Esas potentes sirenas, ubicadas en las dos esquinas de cada cuadra, se activan a través de controles remotos en poder de los propietarios que adquieren el servicio. Hasta hace poco tiempo, los controles contaban con dos botones: uno para alertar la presencia de posibles sospechosos y otro para cuando se veía o se padecía un arrebato, un robo o el ingreso de alguien a una vivienda. Sin embargo, recientemente, se eliminó uno de los botones, y se dejó de lado la diferencia entre amenaza y robo concreto. Casi cien cuadras de Rosario ya cuentan con el servicio, especialmente barrios como Alberdi y La Florida, en la zona norte y en sectores del macrocentro sur. Las chirriantes sirenas, que no tienen conexión con las comisarías, se activan con mayor intensidad una vez que anochece. “No damos abasto, este año venimos instalando alarmas todos los días a toda hora”, cuenta Ariel, empleado de una de las principales empresas de seguridad de la ciudad.

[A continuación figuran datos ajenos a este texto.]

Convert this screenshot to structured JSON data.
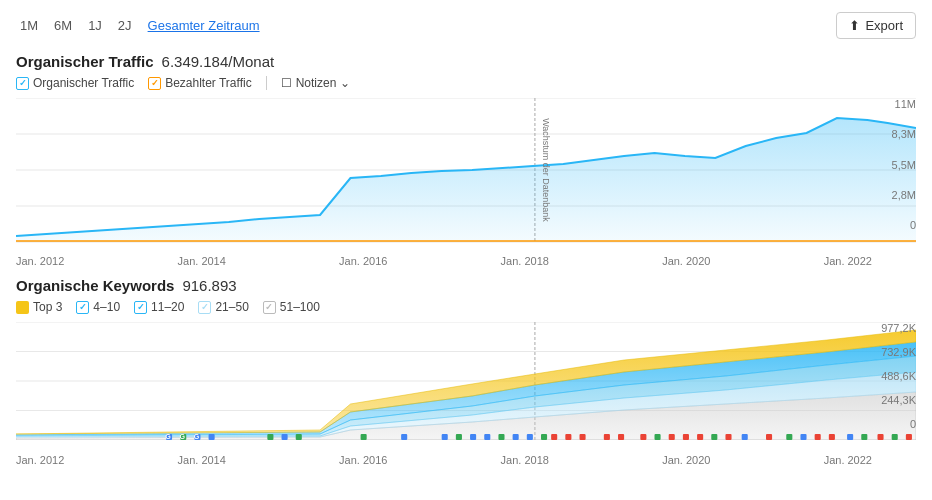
{
  "timeRange": {
    "options": [
      "1M",
      "6M",
      "1J",
      "2J",
      "Gesamter Zeitraum"
    ],
    "active": "Gesamter Zeitraum",
    "exportLabel": "Export"
  },
  "organicTraffic": {
    "title": "Organischer Traffic",
    "value": "6.349.184/Monat",
    "legend": [
      {
        "label": "Organischer Traffic",
        "color": "#29b6f6",
        "checked": true
      },
      {
        "label": "Bezahlter Traffic",
        "color": "#ff9800",
        "checked": true
      }
    ],
    "notizen": "Notizen",
    "yAxis": [
      "11M",
      "8,3M",
      "5,5M",
      "2,8M",
      "0"
    ],
    "xAxis": [
      "Jan. 2012",
      "Jan. 2014",
      "Jan. 2016",
      "Jan. 2018",
      "Jan. 2020",
      "Jan. 2022"
    ],
    "annotation": "Wachstum der Datenbank"
  },
  "organicKeywords": {
    "title": "Organische Keywords",
    "value": "916.893",
    "legend": [
      {
        "label": "Top 3",
        "color": "#f5c518",
        "checked": true
      },
      {
        "label": "4–10",
        "color": "#29b6f6",
        "checked": true
      },
      {
        "label": "11–20",
        "color": "#64c8f0",
        "checked": true
      },
      {
        "label": "21–50",
        "color": "#a8ddf5",
        "checked": true
      },
      {
        "label": "51–100",
        "color": "#ccc",
        "checked": true
      }
    ],
    "yAxis": [
      "977,2K",
      "732,9K",
      "488,6K",
      "244,3K",
      "0"
    ],
    "xAxis": [
      "Jan. 2012",
      "Jan. 2014",
      "Jan. 2016",
      "Jan. 2018",
      "Jan. 2020",
      "Jan. 2022"
    ]
  }
}
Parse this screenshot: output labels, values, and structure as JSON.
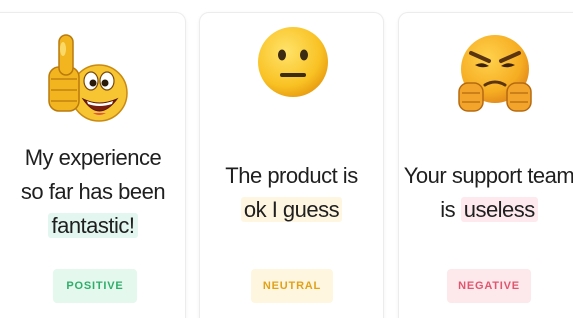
{
  "cards": [
    {
      "lines": [
        "My experience",
        "so far has been"
      ],
      "highlight": "fantastic!",
      "sentiment": "POSITIVE",
      "emoji": "thumbs-up-grin-icon",
      "accent": "#2fae6a"
    },
    {
      "lines": [
        "The product is"
      ],
      "highlight": "ok I guess",
      "sentiment": "NEUTRAL",
      "emoji": "neutral-face-icon",
      "accent": "#e0a21b"
    },
    {
      "lines": [
        "Your support team"
      ],
      "prefix": "is ",
      "highlight": "useless",
      "sentiment": "NEGATIVE",
      "emoji": "angry-thumbs-down-icon",
      "accent": "#e0566f"
    }
  ]
}
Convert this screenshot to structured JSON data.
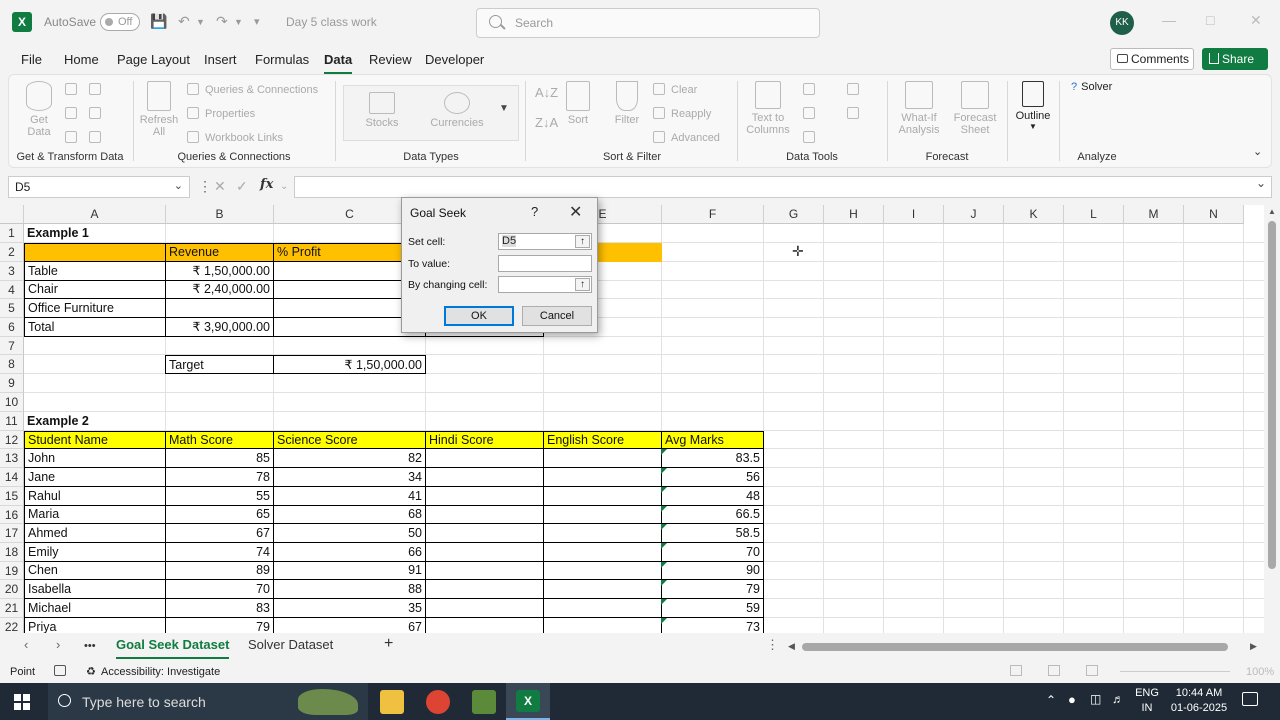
{
  "titlebar": {
    "app_logo": "X",
    "autosave_label": "AutoSave",
    "autosave_state": "Off",
    "doc_title": "Day 5 class work",
    "search_placeholder": "Search",
    "user_initials": "KK"
  },
  "menu": {
    "tabs": [
      "File",
      "Home",
      "Page Layout",
      "Insert",
      "Formulas",
      "Data",
      "Review",
      "Developer"
    ],
    "active_tab": "Data",
    "comments_label": "Comments",
    "share_label": "Share"
  },
  "ribbon": {
    "groups": {
      "get_transform": "Get & Transform Data",
      "queries": "Queries & Connections",
      "data_types": "Data Types",
      "sort_filter": "Sort & Filter",
      "data_tools": "Data Tools",
      "forecast": "Forecast",
      "analyze": "Analyze"
    },
    "get_data": "Get\nData",
    "refresh_all": "Refresh\nAll",
    "queries_connections": "Queries & Connections",
    "properties": "Properties",
    "workbook_links": "Workbook Links",
    "stocks": "Stocks",
    "currencies": "Currencies",
    "sort": "Sort",
    "filter": "Filter",
    "clear": "Clear",
    "reapply": "Reapply",
    "advanced": "Advanced",
    "text_to_columns": "Text to\nColumns",
    "what_if": "What-If\nAnalysis",
    "forecast_sheet": "Forecast\nSheet",
    "outline": "Outline",
    "solver": "Solver"
  },
  "formula_bar": {
    "name_box": "D5",
    "fx_label": "fx",
    "formula": ""
  },
  "grid": {
    "columns": [
      "A",
      "B",
      "C",
      "D",
      "E",
      "F",
      "G",
      "H",
      "I",
      "J",
      "K",
      "L",
      "M",
      "N"
    ],
    "rows": [
      "1",
      "2",
      "3",
      "4",
      "5",
      "6",
      "7",
      "8",
      "9",
      "10",
      "11",
      "12",
      "13",
      "14",
      "15",
      "16",
      "17",
      "18",
      "19",
      "20",
      "21",
      "22"
    ],
    "example1": {
      "title": "Example 1",
      "headers": [
        "Revenue",
        "% Profit"
      ],
      "items": [
        {
          "name": "Table",
          "revenue": "₹ 1,50,000.00"
        },
        {
          "name": "Chair",
          "revenue": "₹ 2,40,000.00"
        },
        {
          "name": "Office Furniture",
          "revenue": ""
        },
        {
          "name": "Total",
          "revenue": "₹ 3,90,000.00"
        }
      ],
      "target_label": "Target",
      "target_value": "₹ 1,50,000.00"
    },
    "example2": {
      "title": "Example 2",
      "headers": [
        "Student Name",
        "Math Score",
        "Science Score",
        "Hindi Score",
        "English Score",
        "Avg Marks"
      ],
      "students": [
        {
          "name": "John",
          "math": "85",
          "science": "82",
          "avg": "83.5"
        },
        {
          "name": "Jane",
          "math": "78",
          "science": "34",
          "avg": "56"
        },
        {
          "name": "Rahul",
          "math": "55",
          "science": "41",
          "avg": "48"
        },
        {
          "name": "Maria",
          "math": "65",
          "science": "68",
          "avg": "66.5"
        },
        {
          "name": "Ahmed",
          "math": "67",
          "science": "50",
          "avg": "58.5"
        },
        {
          "name": "Emily",
          "math": "74",
          "science": "66",
          "avg": "70"
        },
        {
          "name": "Chen",
          "math": "89",
          "science": "91",
          "avg": "90"
        },
        {
          "name": "Isabella",
          "math": "70",
          "science": "88",
          "avg": "79"
        },
        {
          "name": "Michael",
          "math": "83",
          "science": "35",
          "avg": "59"
        },
        {
          "name": "Priya",
          "math": "79",
          "science": "67",
          "avg": "73"
        }
      ]
    }
  },
  "dialog": {
    "title": "Goal Seek",
    "help": "?",
    "close": "✕",
    "set_cell_label": "Set cell:",
    "set_cell_value": "D5",
    "to_value_label": "To value:",
    "to_value_value": "",
    "changing_cell_label": "By changing cell:",
    "changing_cell_value": "",
    "ok_label": "OK",
    "cancel_label": "Cancel"
  },
  "sheets": {
    "tabs": [
      "Goal Seek Dataset",
      "Solver Dataset"
    ],
    "active": "Goal Seek Dataset",
    "more": "•••",
    "add": "+"
  },
  "status": {
    "mode": "Point",
    "accessibility": "Accessibility: Investigate",
    "zoom": "100%"
  },
  "taskbar": {
    "search_placeholder": "Type here to search",
    "lang": "ENG",
    "region": "IN",
    "time": "10:44 AM",
    "date": "01-06-2025"
  },
  "colors": {
    "excel_green": "#107c41",
    "header_orange": "#ffc000",
    "header_yellow": "#ffff00"
  }
}
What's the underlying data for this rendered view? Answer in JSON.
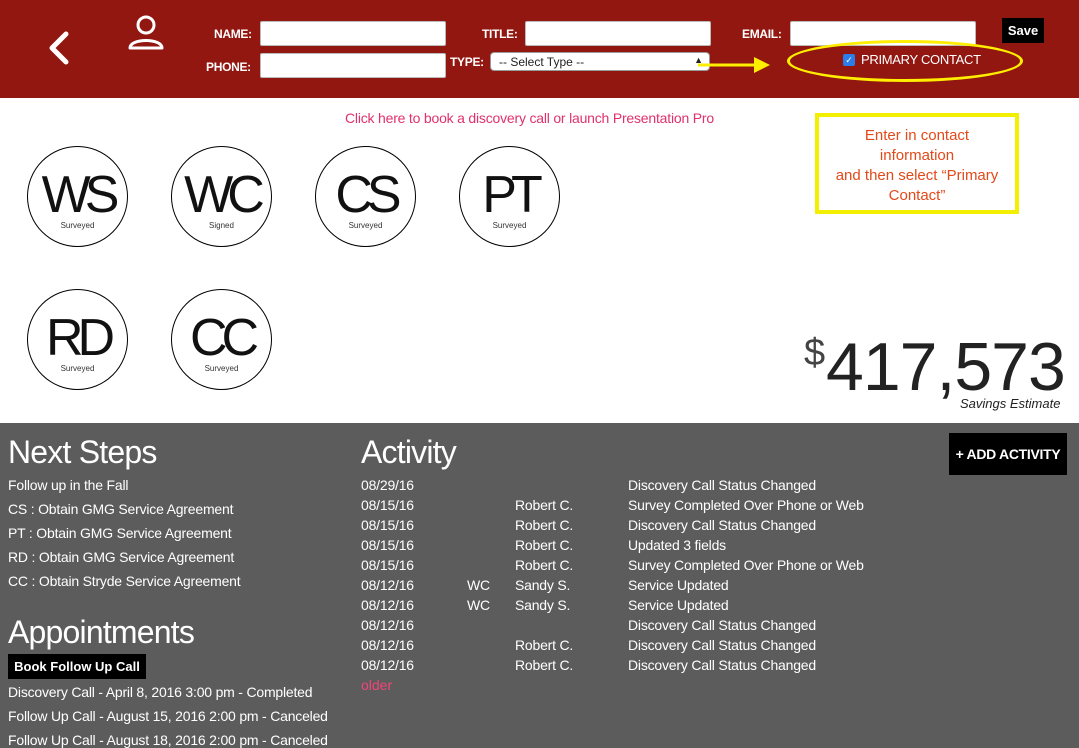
{
  "header": {
    "name_label": "NAME:",
    "title_label": "TITLE:",
    "email_label": "EMAIL:",
    "phone_label": "PHONE:",
    "type_label": "TYPE:",
    "name_value": "",
    "title_value": "",
    "email_value": "",
    "phone_value": "",
    "type_selected": "-- Select Type --",
    "save_label": "Save",
    "primary_contact_label": "PRIMARY CONTACT",
    "primary_contact_checked": true,
    "back_icon": "chevron-left-icon",
    "user_icon": "user-icon"
  },
  "book_link": "Click here to book a discovery call or launch Presentation Pro",
  "annotation_note": {
    "line1": "Enter in contact",
    "line2": "information",
    "line3": "and then select “Primary",
    "line4": "Contact”"
  },
  "services": [
    {
      "code": "WS",
      "status": "Surveyed"
    },
    {
      "code": "WC",
      "status": "Signed"
    },
    {
      "code": "CS",
      "status": "Surveyed"
    },
    {
      "code": "PT",
      "status": "Surveyed"
    },
    {
      "code": "RD",
      "status": "Surveyed"
    },
    {
      "code": "CC",
      "status": "Surveyed"
    }
  ],
  "savings": {
    "currency": "$",
    "amount": "417,573",
    "label": "Savings Estimate"
  },
  "next_steps": {
    "title": "Next Steps",
    "items": [
      "Follow up in the Fall",
      "CS : Obtain GMG Service Agreement",
      "PT : Obtain GMG Service Agreement",
      "RD : Obtain GMG Service Agreement",
      "CC : Obtain Stryde Service Agreement"
    ]
  },
  "appointments": {
    "title": "Appointments",
    "book_button": "Book Follow Up Call",
    "items": [
      "Discovery Call - April 8, 2016 3:00 pm - Completed",
      "Follow Up Call - August 15, 2016 2:00 pm - Canceled",
      "Follow Up Call - August 18, 2016 2:00 pm - Canceled"
    ]
  },
  "activity": {
    "title": "Activity",
    "add_button": "+ ADD ACTIVITY",
    "older_link": "older",
    "rows": [
      {
        "date": "08/29/16",
        "code": "",
        "user": "",
        "desc": "Discovery Call Status Changed"
      },
      {
        "date": "08/15/16",
        "code": "",
        "user": "Robert C.",
        "desc": "Survey Completed Over Phone or Web"
      },
      {
        "date": "08/15/16",
        "code": "",
        "user": "Robert C.",
        "desc": "Discovery Call Status Changed"
      },
      {
        "date": "08/15/16",
        "code": "",
        "user": "Robert C.",
        "desc": "Updated 3 fields"
      },
      {
        "date": "08/15/16",
        "code": "",
        "user": "Robert C.",
        "desc": "Survey Completed Over Phone or Web"
      },
      {
        "date": "08/12/16",
        "code": "WC",
        "user": "Sandy S.",
        "desc": "Service Updated"
      },
      {
        "date": "08/12/16",
        "code": "WC",
        "user": "Sandy S.",
        "desc": "Service Updated"
      },
      {
        "date": "08/12/16",
        "code": "",
        "user": "",
        "desc": "Discovery Call Status Changed"
      },
      {
        "date": "08/12/16",
        "code": "",
        "user": "Robert C.",
        "desc": "Discovery Call Status Changed"
      },
      {
        "date": "08/12/16",
        "code": "",
        "user": "Robert C.",
        "desc": "Discovery Call Status Changed"
      }
    ]
  },
  "colors": {
    "header_bg": "#931711",
    "highlight_yellow": "#ffee00",
    "link_pink": "#e0316c",
    "panel_gray": "#5c5c5c"
  }
}
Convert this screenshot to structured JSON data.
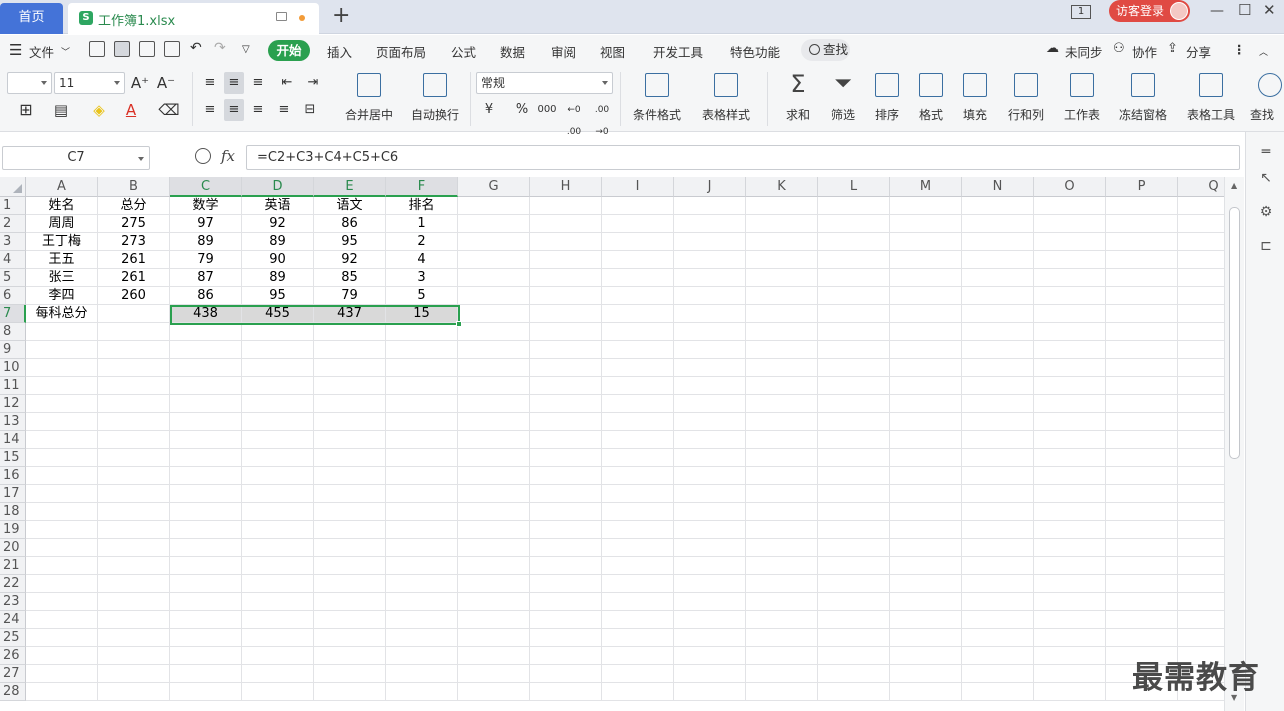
{
  "tabs": {
    "home": "首页",
    "doc": "工作簿1.xlsx",
    "window_count": "1"
  },
  "account": {
    "login": "访客登录"
  },
  "menu": {
    "file": "文件",
    "items": [
      "开始",
      "插入",
      "页面布局",
      "公式",
      "数据",
      "审阅",
      "视图",
      "开发工具",
      "特色功能"
    ],
    "search": "查找",
    "sync": "未同步",
    "collab": "协作",
    "share": "分享"
  },
  "toolbar": {
    "font_name": "",
    "font_size": "11",
    "number_format": "常规",
    "currency": "¥",
    "percent": "%",
    "thousands": "000",
    "inc_dec": "←0 .00",
    "dec_dec": ".00 →0",
    "merge": "合并居中",
    "wrap": "自动换行",
    "cond_format": "条件格式",
    "table_style": "表格样式",
    "sum": "求和",
    "filter": "筛选",
    "sort": "排序",
    "format": "格式",
    "fill": "填充",
    "rowcol": "行和列",
    "sheet": "工作表",
    "freeze": "冻结窗格",
    "table_tools": "表格工具",
    "find": "查找"
  },
  "formula": {
    "name_box": "C7",
    "fx": "fx",
    "content": "=C2+C3+C4+C5+C6"
  },
  "columns": [
    "A",
    "B",
    "C",
    "D",
    "E",
    "F",
    "G",
    "H",
    "I",
    "J",
    "K",
    "L",
    "M",
    "N",
    "O",
    "P",
    "Q"
  ],
  "row_numbers": [
    "1",
    "2",
    "3",
    "4",
    "5",
    "6",
    "7",
    "8",
    "9",
    "10",
    "11",
    "12",
    "13",
    "14",
    "15",
    "16",
    "17",
    "18",
    "19",
    "20",
    "21",
    "22",
    "23",
    "24",
    "25",
    "26",
    "27",
    "28"
  ],
  "rows": [
    [
      "姓名",
      "总分",
      "数学",
      "英语",
      "语文",
      "排名"
    ],
    [
      "周周",
      "275",
      "97",
      "92",
      "86",
      "1"
    ],
    [
      "王丁梅",
      "273",
      "89",
      "89",
      "95",
      "2"
    ],
    [
      "王五",
      "261",
      "79",
      "90",
      "92",
      "4"
    ],
    [
      "张三",
      "261",
      "87",
      "89",
      "85",
      "3"
    ],
    [
      "李四",
      "260",
      "86",
      "95",
      "79",
      "5"
    ],
    [
      "每科总分",
      "",
      "438",
      "455",
      "437",
      "15"
    ]
  ],
  "watermark": "最需教育"
}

El variopinto arco (de vecinos céntricos y periféricos, funcionarios locales y nacionales, movimientos e intelectuales de izquierda independiente) que apoyó la militarización de Rosario muestra que una vez superado cierto umbral del conflicto se vuelve hegemónica la hipótesis represiva como camino para calmar los territorios. La promesa de un “primer paso” policíaco para una reconstrucción comunitaria a futuro es el mito de apertura de una etapa altamente coercitiva en la ciudad.

La guerra contra quién

La tasa de homicidios no dejó de crecer durante el primer mes de intervención de los federales. En 23 días, entre abril y mayo, se contabilizaron 22 asesinatos. Tampoco disminuyó con la detención de Los Monos y otros grupos narcos de la región. Esta tendencia recién comenzó a revertirse cuando se intensificaron los controles represivos en los territorios. Desde el socialismo, en su afán por desmarcar a Rosario del mote de “narcociudad”, repiten que el porcentaje de asesinatos vinculados estrictamente a la narcocriminalidad sería de un 15 por ciento del total. Si esta imprecisa cifra fuera real, estaría poniendo al descubierto la consolidación de un sustrato violento que moldea los cuerpos, aun de los que no forman parte de ningún grupo delictivo. La proliferación de expresiones agresivas y letales más allá de los mercados mafiosos vuelve estériles entonces los diagnósticos y estrategias actuales de intervención, centrados únicamente en el combate contra las drogas. Los posibles asesinos y asesinados son más difusos y aleatorios de lo que se está dispuesto a aceptar. Hay una codificación mortífera de los lazos sociales que corroe la vida colectiva. La respuesta del estado fue la ocupación de la segunda ciudad de la Argentina con un exorbitante cantidad de gendarmes y prefectos. La provincia y el municipio ya suplican al kirchnerismo por la permanencia estable de estas fuerzas de naturaleza militar.

Rosario combina hoy los controles incesantes de las fuerzas federales y las acciones de una población dispuesta a poner límites en un combate cuerpo a cuerpo a todo lo que considera sinónimo de inseguridad, aun cuando cumplir con esa tarea pueda costar la vida propia o ajena. Procesos fragmentarios y aparentemente desvinculados entre sí parecen advertir, al cierre de una década de crecimiento, la emergencia de una nueva época signada por la violencia, la represión y los enfrentamientos sociales.